Algebraic and diagrammatic methods for the rule-based modeling of multi-particle complexes

TL;DR

This paper introduces an algebraic and diagrammatic framework for rule-based modeling of multi-particle complexes, unifying statistical physics and computational simulation methods for stochastic chemical systems.

Contribution

It develops a novel operator algebra and diagrammatic methods that support complex assembly/disassembly, bridging existing formalisms for biochemical system modeling.

Findings

Supports creation, annihilation, assembly, and disassembly of complexes

Enables analysis of systems in and out of thermal equilibrium

Provides a stochastic simulation algorithm based on the formalism

Abstract

The formation, dissolution, and dynamics of multi-particle complexes is of fundamental interest in the study of stochastic chemical systems.

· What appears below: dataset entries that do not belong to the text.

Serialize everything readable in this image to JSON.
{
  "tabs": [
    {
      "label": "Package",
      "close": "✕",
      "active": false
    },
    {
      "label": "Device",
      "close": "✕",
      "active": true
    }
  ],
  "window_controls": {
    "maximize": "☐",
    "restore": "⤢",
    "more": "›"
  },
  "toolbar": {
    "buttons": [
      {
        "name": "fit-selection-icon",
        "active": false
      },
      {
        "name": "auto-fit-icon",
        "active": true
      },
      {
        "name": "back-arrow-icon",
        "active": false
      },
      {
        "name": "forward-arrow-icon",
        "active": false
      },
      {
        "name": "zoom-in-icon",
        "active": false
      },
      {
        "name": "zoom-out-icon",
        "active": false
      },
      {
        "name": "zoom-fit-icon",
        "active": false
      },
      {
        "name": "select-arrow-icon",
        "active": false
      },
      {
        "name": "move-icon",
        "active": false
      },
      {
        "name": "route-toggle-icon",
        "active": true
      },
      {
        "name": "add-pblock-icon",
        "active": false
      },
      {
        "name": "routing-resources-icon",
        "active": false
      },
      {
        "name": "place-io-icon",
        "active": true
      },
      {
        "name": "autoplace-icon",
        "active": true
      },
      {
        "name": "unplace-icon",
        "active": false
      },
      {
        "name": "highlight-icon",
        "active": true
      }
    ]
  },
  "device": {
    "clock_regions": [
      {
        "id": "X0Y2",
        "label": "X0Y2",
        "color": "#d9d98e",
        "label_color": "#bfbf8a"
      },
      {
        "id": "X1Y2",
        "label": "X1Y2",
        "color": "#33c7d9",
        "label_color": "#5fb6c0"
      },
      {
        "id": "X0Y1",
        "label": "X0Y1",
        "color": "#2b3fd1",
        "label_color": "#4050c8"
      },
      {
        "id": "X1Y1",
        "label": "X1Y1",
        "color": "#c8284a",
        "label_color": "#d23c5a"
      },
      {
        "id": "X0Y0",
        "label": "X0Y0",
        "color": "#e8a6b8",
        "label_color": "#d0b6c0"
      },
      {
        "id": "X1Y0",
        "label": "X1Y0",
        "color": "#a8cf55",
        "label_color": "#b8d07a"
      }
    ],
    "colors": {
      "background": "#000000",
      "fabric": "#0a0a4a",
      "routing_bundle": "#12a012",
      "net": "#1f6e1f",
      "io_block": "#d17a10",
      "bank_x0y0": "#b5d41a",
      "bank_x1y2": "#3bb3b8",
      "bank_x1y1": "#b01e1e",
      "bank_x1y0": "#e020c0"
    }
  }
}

In 1976, Masao Doi introduced a Fock space formalism for modeling classical particles. Doi's formalism, however, does not support the assembly of multiple particles into complexes. Starting in the 2000's, multiple groups developed rule-based methods for computationally simulating biochemical systems involving large macromolecular complexes. However, these methods are based on graph-rewriting rules and/or process algebras that are mathematically disconnected from the statistical physics methods generally used to analyze equilibrium and nonequilibrium systems. Here we bridge these two approaches by introducing an operator algebra for the rule-based modeling of multi-particle complexes. Our formalism is based on a Fock space that supports not only the creation and annihilation of classical particles, but also the assembly of multiple particles into complexes, as well as the disassembly of complexes into their components. Rules are specified by algebraic operators that act on particles through a manifestation of Wick's theorem. We further describe diagrammatic methods that facilitate rule specification and analytic calculations. We demonstrate our formalism on systems in and out of thermal equilibrium, and for nonequilibrium systems we present a stochastic simulation algorithm based on our formalism. The results provide a unified approach to the mathematical and computational study of stochastic chemical systems in which multi-particle complexes play an important role.